The government will reduce its primary spending limit by 3.2 percent in 2013 and lower the limit for total spending by 2.1 percent, according to a statement handed out to reporters after a Cabinet meeting in Lisbon today. The plans are included in the government’s budget outline for the 2013-2016 period.
The economy will be in a recession this year and 2013 will be the start “of the economic recovery,” Finance Minister Vitor Gaspar said at a press conference today. Gaspar also said the government is sticking to its target for a budget deficit of 3 percent of gross domestic product in 2013, when the ratio of debt-to-GDP is forecast to peak at 115.7 percent.
Portugal is cutting spending and increasing taxes to comply with the terms of a 78 billion-euro ($103 billion) aid plan from the European Union and the International Monetary Fund. Prime Minister Pedro Passos Coelho said on March 5 that if the country can’t access bond markets by September 2013 due to “external reasons,” it would be able to count on continued support from the IMF and the EU.
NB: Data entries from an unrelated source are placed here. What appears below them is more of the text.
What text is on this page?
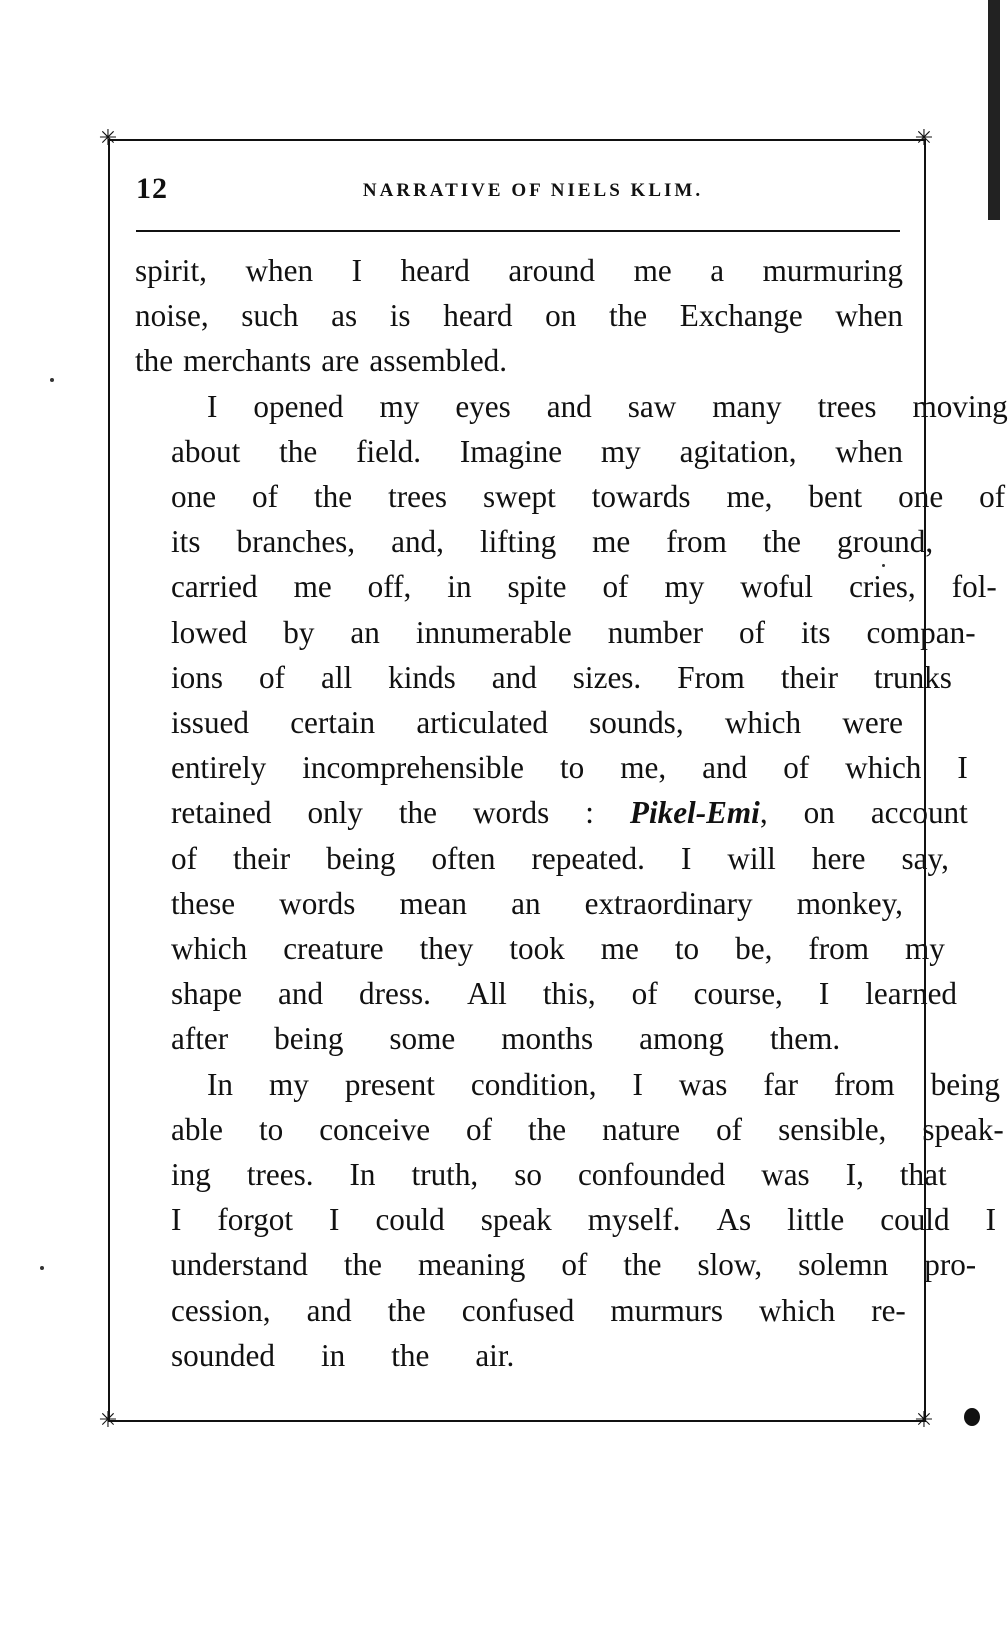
✳	✳
✳	✳
12	NARRATIVE OF NIELS KLIM.
spirit, when I heard around me a murmuring
noise, such as is heard on the Exchange when
the merchants are assembled.
I	opened	my	eyes	and	saw	many	trees	moving
about	the	field.	Imagine	my	agitation,	when
one	of	the	trees	swept	towards	me,	bent	one	of
its	branches,	and,	lifting	me	from	the	ground,
carried	me	off,	in	spite	of	my	woful	cries,	fol-
lowed	by	an	innumerable	number	of	its	compan-
ions	of	all	kinds	and	sizes.	From	their	trunks
issued	certain	articulated	sounds,	which	were
entirely	incomprehensible	to	me,	and	of	which	I
retained	only	the	words	:	Pikel-Emi,	on	account
of	their	being	often	repeated.	I	will	here	say,
these	words	mean	an	extraordinary	monkey,
which	creature	they	took	me	to	be,	from	my
shape	and	dress.	All	this,	of	course,	I	learned
after	being	some	months	among	them.
In	my	present	condition,	I	was	far	from	being
able	to	conceive	of	the	nature	of	sensible,	speak-
ing	trees.	In	truth,	so	confounded	was	I,	that
I	forgot	I	could	speak	myself.	As	little	could	I
understand	the	meaning	of	the	slow,	solemn	pro-
cession,	and	the	confused	murmurs	which	re-
sounded	in	the	air.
The government narrowed its budget deficit to 4.2 percent of GDP in 2011 from 9.8 percent in 2010 after bank pension funds were transferred to the state, and plans a shortfall of 4.5 percent in 2012. Portugal’s debt is forecast to peak at about 115 percent of GDP in 2013, the IMF forecasts.
The government predicts the economy will shrink 3 percent this year and expand 0.6 percent in 2013, according to the budget plan. In March it forecast a 3.3 percent contraction in GDP for 2012.